KAY SCHRÖDER, 71134 Aidlingen

Anm. d. Red.: Das fragen Sie sich nicht allein. Uns sind noch keine unterm Dachzelt zusammengebrochenen Autos bekannt geworden. Denn laut Gesetzgeber muss jeder Autohersteller zwar eine zulässige Dachlast angeben, das Gewicht, das höchstens auf dem Auto transportiert werden kann.
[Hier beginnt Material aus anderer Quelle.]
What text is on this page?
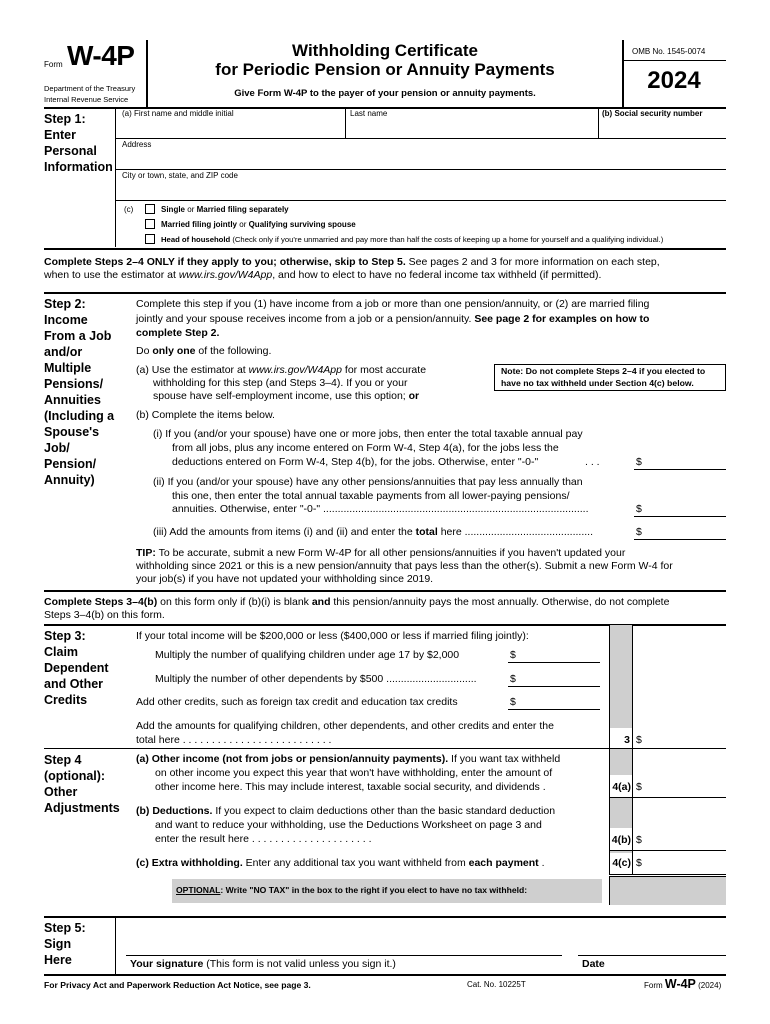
Form W-4P
Department of the Treasury
Internal Revenue Service
Withholding Certificate
for Periodic Pension or Annuity Payments
Give Form W-4P to the payer of your pension or annuity payments.
OMB No. 1545-0074
2024
Step 1:
Enter
Personal
Information
(a) First name and middle initial	Last name	(b) Social security number
Address
City or town, state, and ZIP code
(c)	Single or Married filing separately
Married filing jointly or Qualifying surviving spouse
Head of household (Check only if you're unmarried and pay more than half the costs of keeping up a home for yourself and a qualifying individual.)
Complete Steps 2–4 ONLY if they apply to you; otherwise, skip to Step 5. See pages 2 and 3 for more information on each step,
when to use the estimator at www.irs.gov/W4App, and how to elect to have no federal income tax withheld (if permitted).
Step 2:
Income
From a Job
and/or
Multiple
Pensions/
Annuities
(Including a
Spouse's
Job/
Pension/
Annuity)
Complete this step if you (1) have income from a job or more than one pension/annuity, or (2) are married filing
jointly and your spouse receives income from a job or a pension/annuity. See page 2 for examples on how to
complete Step 2.
Do only one of the following.
(a) Use the estimator at www.irs.gov/W4App for most accurate
withholding for this step (and Steps 3–4). If you or your
spouse have self-employment income, use this option; or
Note: Do not complete Steps 2–4 if you elected to
have no tax withheld under Section 4(c) below.
(b) Complete the items below.
(i) If you (and/or your spouse) have one or more jobs, then enter the total taxable annual pay
from all jobs, plus any income entered on Form W-4, Step 4(a), for the jobs less the
deductions entered on Form W-4, Step 4(b), for the jobs. Otherwise, enter "-0-"	. . .	$
(ii) If you (and/or your spouse) have any other pensions/annuities that pay less annually than
this one, then enter the total annual taxable payments from all lower-paying pensions/
annuities. Otherwise, enter "-0-" ...........................................................................................	$
(iii) Add the amounts from items (i) and (ii) and enter the total here ............................................	$
TIP: To be accurate, submit a new Form W-4P for all other pensions/annuities if you haven't updated your
withholding since 2021 or this is a new pension/annuity that pays less than the other(s). Submit a new Form W-4 for
your job(s) if you have not updated your withholding since 2019.
Complete Steps 3–4(b) on this form only if (b)(i) is blank and this pension/annuity pays the most annually. Otherwise, do not complete
Steps 3–4(b) on this form.
Step 3:
Claim
Dependent
and Other
Credits
If your total income will be $200,000 or less ($400,000 or less if married filing jointly):
Multiply the number of qualifying children under age 17 by $2,000	$
Multiply the number of other dependents by $500 ...............................	$
Add other credits, such as foreign tax credit and education tax credits	$
Add the amounts for qualifying children, other dependents, and other credits and enter the
total here . . . . . . . . . . . . . . . . . . . . . . . . . .	3 $
Step 4
(optional):
Other
Adjustments
(a) Other income (not from jobs or pension/annuity payments). If you want tax withheld
on other income you expect this year that won't have withholding, enter the amount of
other income here. This may include interest, taxable social security, and dividends .
(b) Deductions. If you expect to claim deductions other than the basic standard deduction
and want to reduce your withholding, use the Deductions Worksheet on page 3 and
enter the result here . . . . . . . . . . . . . . . . . . . . .
(c) Extra withholding. Enter any additional tax you want withheld from each payment .
4(a) $
4(b) $
4(c) $
OPTIONAL: Write "NO TAX" in the box to the right if you elect to have no tax withheld:
Step 5:
Sign
Here	Your signature (This form is not valid unless you sign it.)	Date
For Privacy Act and Paperwork Reduction Act Notice, see page 3.	Cat. No. 10225T	Form W-4P (2024)
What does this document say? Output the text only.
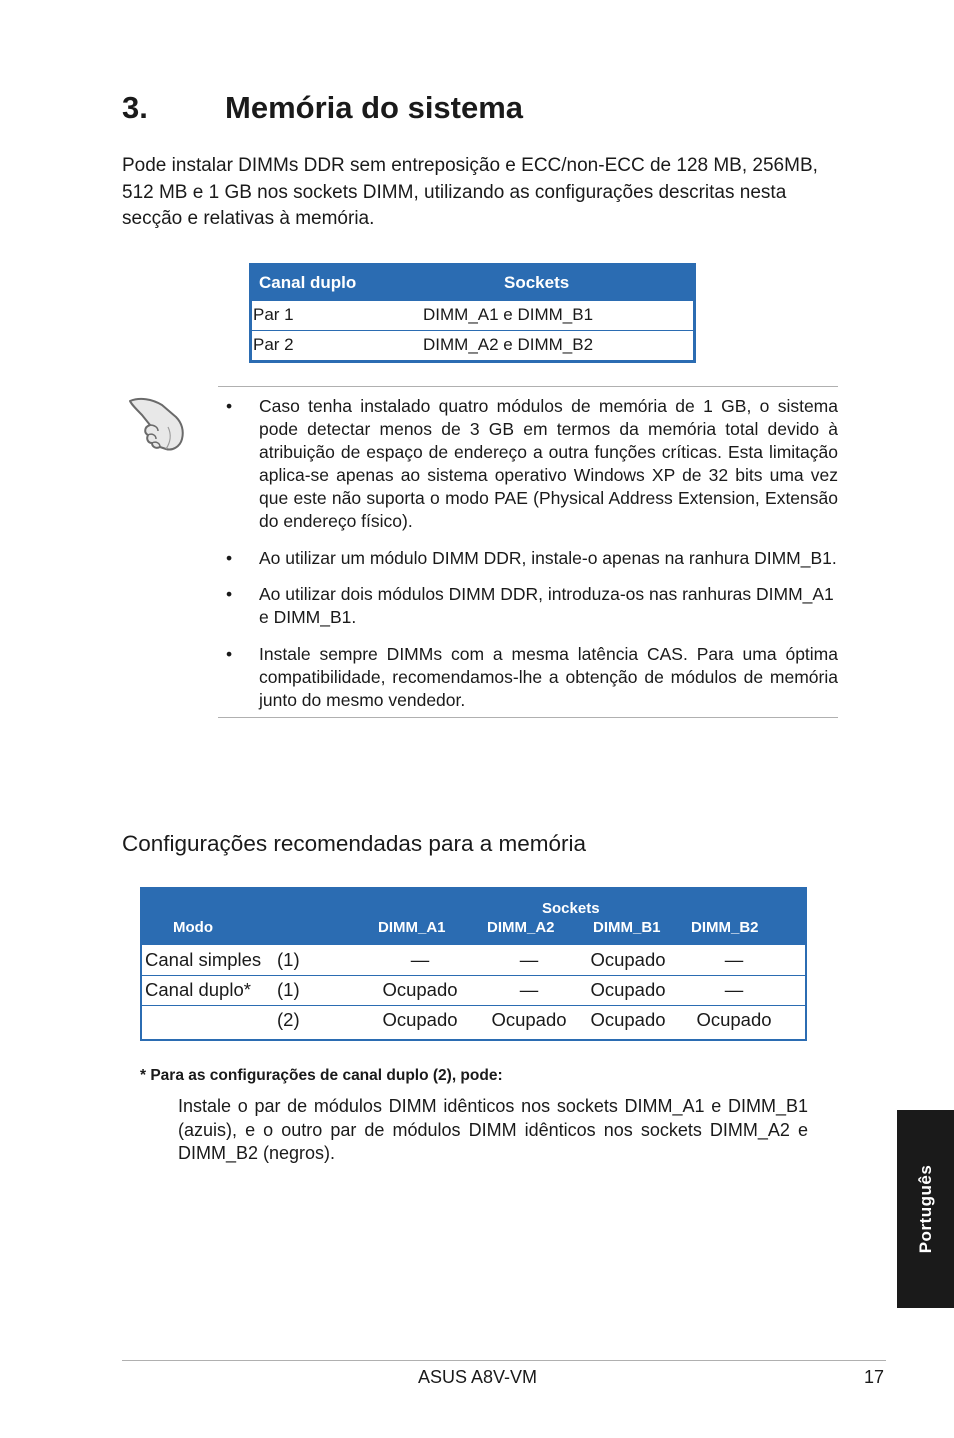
3. Memória do sistema
Pode instalar DIMMs DDR sem entreposição e ECC/non-ECC de 128 MB, 256MB, 512 MB e 1 GB nos sockets DIMM, utilizando as configurações descritas nesta secção e relativas à memória.
Canal duplo	Sockets
Par 1	DIMM_A1 e DIMM_B1
Par 2	DIMM_A2 e DIMM_B2
•	Caso tenha instalado quatro módulos de memória de 1 GB, o sistema pode detectar menos de 3 GB em termos da memória total devido à atribuição de espaço de endereço a outra funções críticas. Esta limitação aplica-se apenas ao sistema operativo Windows XP de 32 bits uma vez que este não suporta o modo PAE (Physical Address Extension, Extensão do endereço físico).
•	Ao utilizar um módulo DIMM DDR, instale-o apenas na ranhura DIMM_B1.
•	Ao utilizar dois módulos DIMM DDR, introduza-os nas ranhuras DIMM_A1 e DIMM_B1.
•	Instale sempre DIMMs com a mesma latência CAS. Para uma óptima compatibilidade, recomendamos-lhe a obtenção de módulos de memória junto do mesmo vendedor.
Configurações recomendadas para a memória
Sockets
Modo	DIMM_A1	DIMM_A2	DIMM_B1 DIMM_B2
Canal simples (1)	—	—	Ocupado	—
Canal duplo* (1)	Ocupado	—	Ocupado	—
(2)	Ocupado Ocupado Ocupado Ocupado
* Para as configurações de canal duplo (2), pode:
Instale o par de módulos DIMM idênticos nos sockets DIMM_A1 e DIMM_B1 (azuis), e o outro par de módulos DIMM idênticos nos sockets DIMM_A2 e DIMM_B2 (negros).
Português
ASUS A8V-VM	17
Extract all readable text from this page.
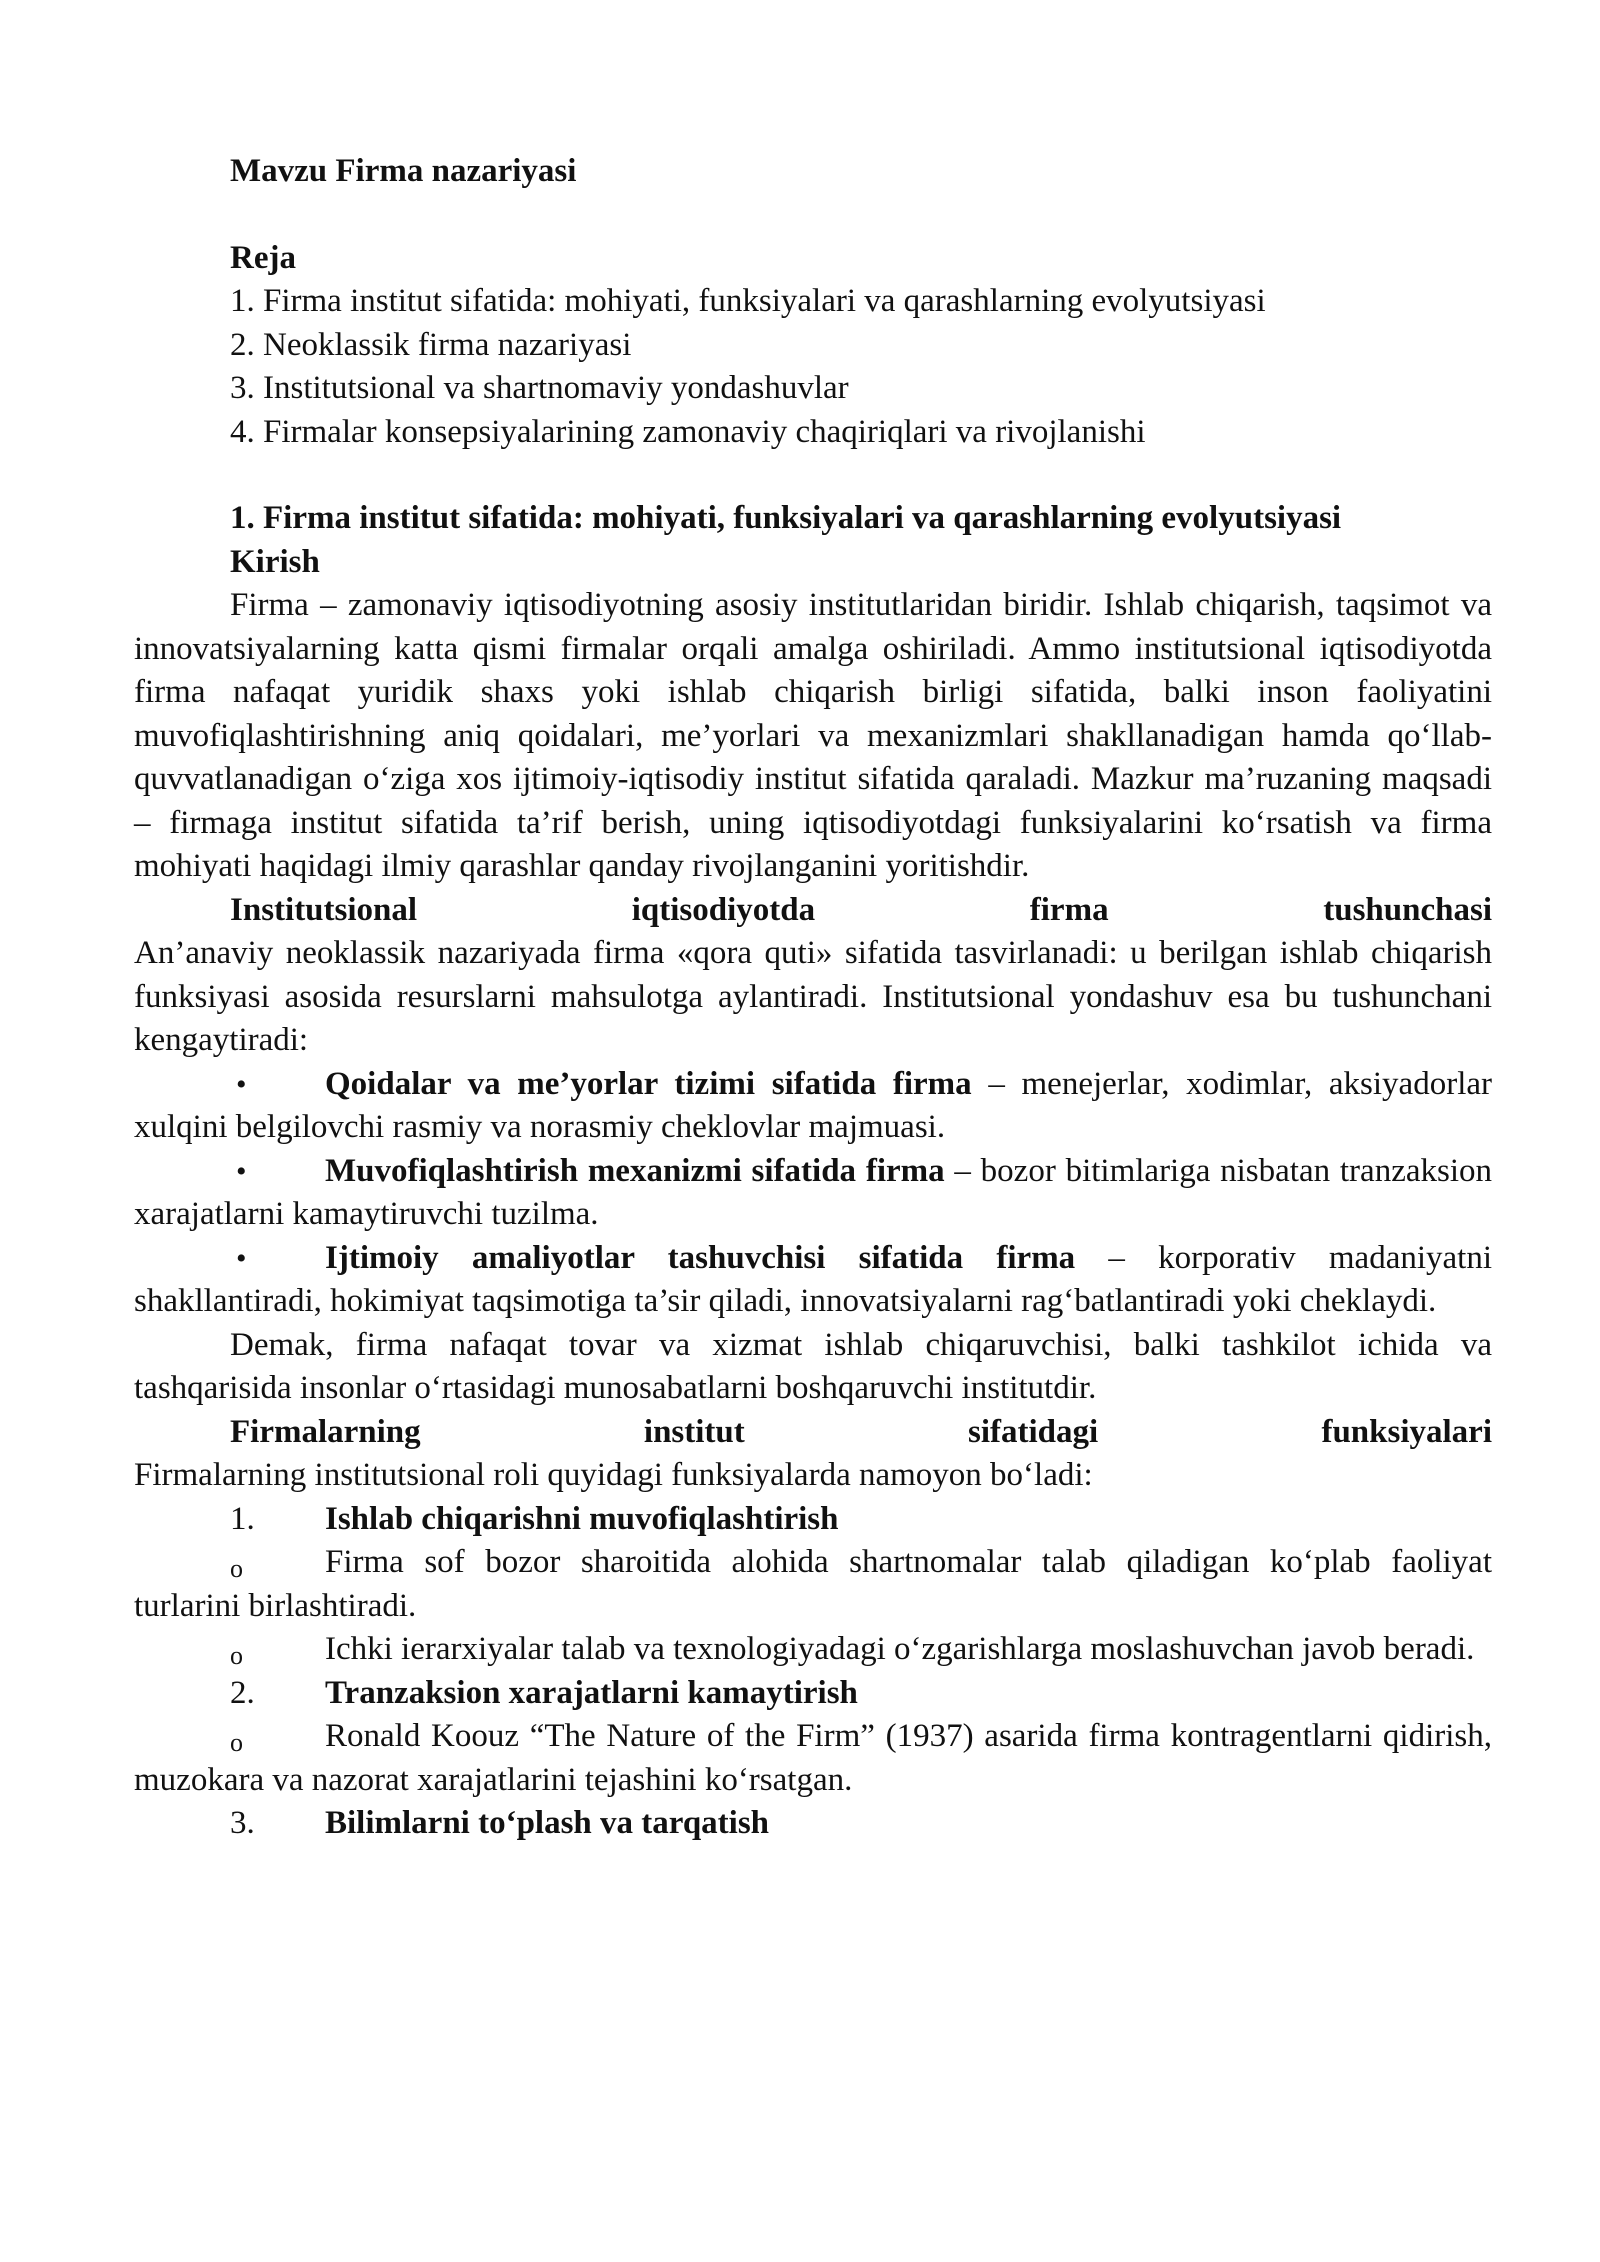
Mavzu Firma nazariyasi

Reja

1. Firma institut sifatida: mohiyati, funksiyalari va qarashlarning evolyutsiyasi

2. Neoklassik firma nazariyasi

3. Institutsional va shartnomaviy yondashuvlar

4. Firmalar konsepsiyalarining zamonaviy chaqiriqlari va rivojlanishi

1. Firma institut sifatida: mohiyati, funksiyalari va qarashlarning evolyutsiyasi

Kirish

Firma – zamonaviy iqtisodiyotning asosiy institutlaridan biridir. Ishlab chiqarish, taqsimot va innovatsiyalarning katta qismi firmalar orqali amalga oshiriladi. Ammo institutsional iqtisodiyotda firma nafaqat yuridik shaxs yoki ishlab chiqarish birligi sifatida, balki inson faoliyatini muvofiqlashtirishning aniq qoidalari, me’yorlari va mexanizmlari shakllanadigan hamda qo‘llab-quvvatlanadigan o‘ziga xos ijtimoiy-iqtisodiy institut sifatida qaraladi. Mazkur ma’ruzaning maqsadi – firmaga institut sifatida ta’rif berish, uning iqtisodiyotdagi funksiyalarini ko‘rsatish va firma mohiyati haqidagi ilmiy qarashlar qanday rivojlanganini yoritishdir.

Institutsional iqtisodiyotda firma tushunchasi

An’anaviy neoklassik nazariyada firma «qora quti» sifatida tasvirlanadi: u berilgan ishlab chiqarish funksiyasi asosida resurslarni mahsulotga aylantiradi. Institutsional yondashuv esa bu tushunchani kengaytiradi:

•	Qoidalar va me’yorlar tizimi sifatida firma – menejerlar, xodimlar, aksiyadorlar xulqini belgilovchi rasmiy va norasmiy cheklovlar majmuasi.

•	Muvofiqlashtirish mexanizmi sifatida firma – bozor bitimlariga nisbatan tranzaksion xarajatlarni kamaytiruvchi tuzilma.

•	Ijtimoiy amaliyotlar tashuvchisi sifatida firma – korporativ madaniyatni shakllantiradi, hokimiyat taqsimotiga ta’sir qiladi, innovatsiyalarni rag‘batlantiradi yoki cheklaydi.

Demak, firma nafaqat tovar va xizmat ishlab chiqaruvchisi, balki tashkilot ichida va tashqarisida insonlar o‘rtasidagi munosabatlarni boshqaruvchi institutdir.

Firmalarning institut sifatidagi funksiyalari

Firmalarning institutsional roli quyidagi funksiyalarda namoyon bo‘ladi:

1.	Ishlab chiqarishni muvofiqlashtirish

o	Firma sof bozor sharoitida alohida shartnomalar talab qiladigan ko‘plab faoliyat turlarini birlashtiradi.

o	Ichki ierarxiyalar talab va texnologiyadagi o‘zgarishlarga moslashuvchan javob beradi.

2.	Tranzaksion xarajatlarni kamaytirish

o	Ronald Koouz “The Nature of the Firm” (1937) asarida firma kontragentlarni qidirish, muzokara va nazorat xarajatlarini tejashini ko‘rsatgan.

3.	Bilimlarni to‘plash va tarqatish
Dynamische Dachlast heißt das, liegt in der Regel zwischen 75 und 100 Kilogramm. Aber eben die statische Dachlast nicht. Ein Dachzelt wiegt schon ungefähr zwischen 35 und 85 Kilogramm. Offiziell kann es also nur transportiert, aber nicht benutzt werden. Denn sobald jemand in einem Dachzelt schläft, wird die Dachlast überschritten. ABER: Es wird kein Unterschied zwischen der Dachbeladung, mit der man noch sicher fahren kann, und jener, die das Auto bei Stillstand aushält, gemacht. Tipp vom TÜV Süd: Das Dachzelt selbst sollte mit vielen Querträgern für eine gleichmäßige Verteilung der Last auf der Dachreling sorgen.

EDITORIAL

Auf den Punkt

Sie schreiben eine Kolumne, wie ich sie liebe, witzig, scharfzüngig und am Puls der Zeit! Ohne das Gejammer in anderen Auto-Zeitschriften kommen Sie zum Punkt! Danke schön, ich freue mich hauptsächlich auf Ihre Seite und Dinge wie Autos im Alltag oder Herrn May im R5! Weniger Interesse habe ich an Ladekantenhöhen und dergleichen.

HANS MÄGERLE, per E-Mail

EIN MANN UND SEINE JUGENDLIEBE

DAS ist auch Nachhaltigkeit

Mit großer Freude habe ich heute Ihren Bericht gelesen. Er sprach mir voll aus der Seele, auch ich, Bj. 1963, hatte mich als kleiner Junge schon in die SL-Modelle verliebt. Als dann 2002 der R 230 rauskam, war es ganz um mich geschehen, leider neu und mit Kindern unerschwinglich. Vor vier Jahren war es so weit, die Kinder erwachsen, fand ich eher zufällig einen R 230 als 55er-AMG in Belgien, ein Japan-Reimport mit 72 000 km und Scheckheft von Mercedes in Japanisch. Ich habe den Wagen gleich gekauft. Ich denke ebenfalls, dass Young- oder Oldtimer fahren auch etwas mit Nachhaltigkeit zu tun hat.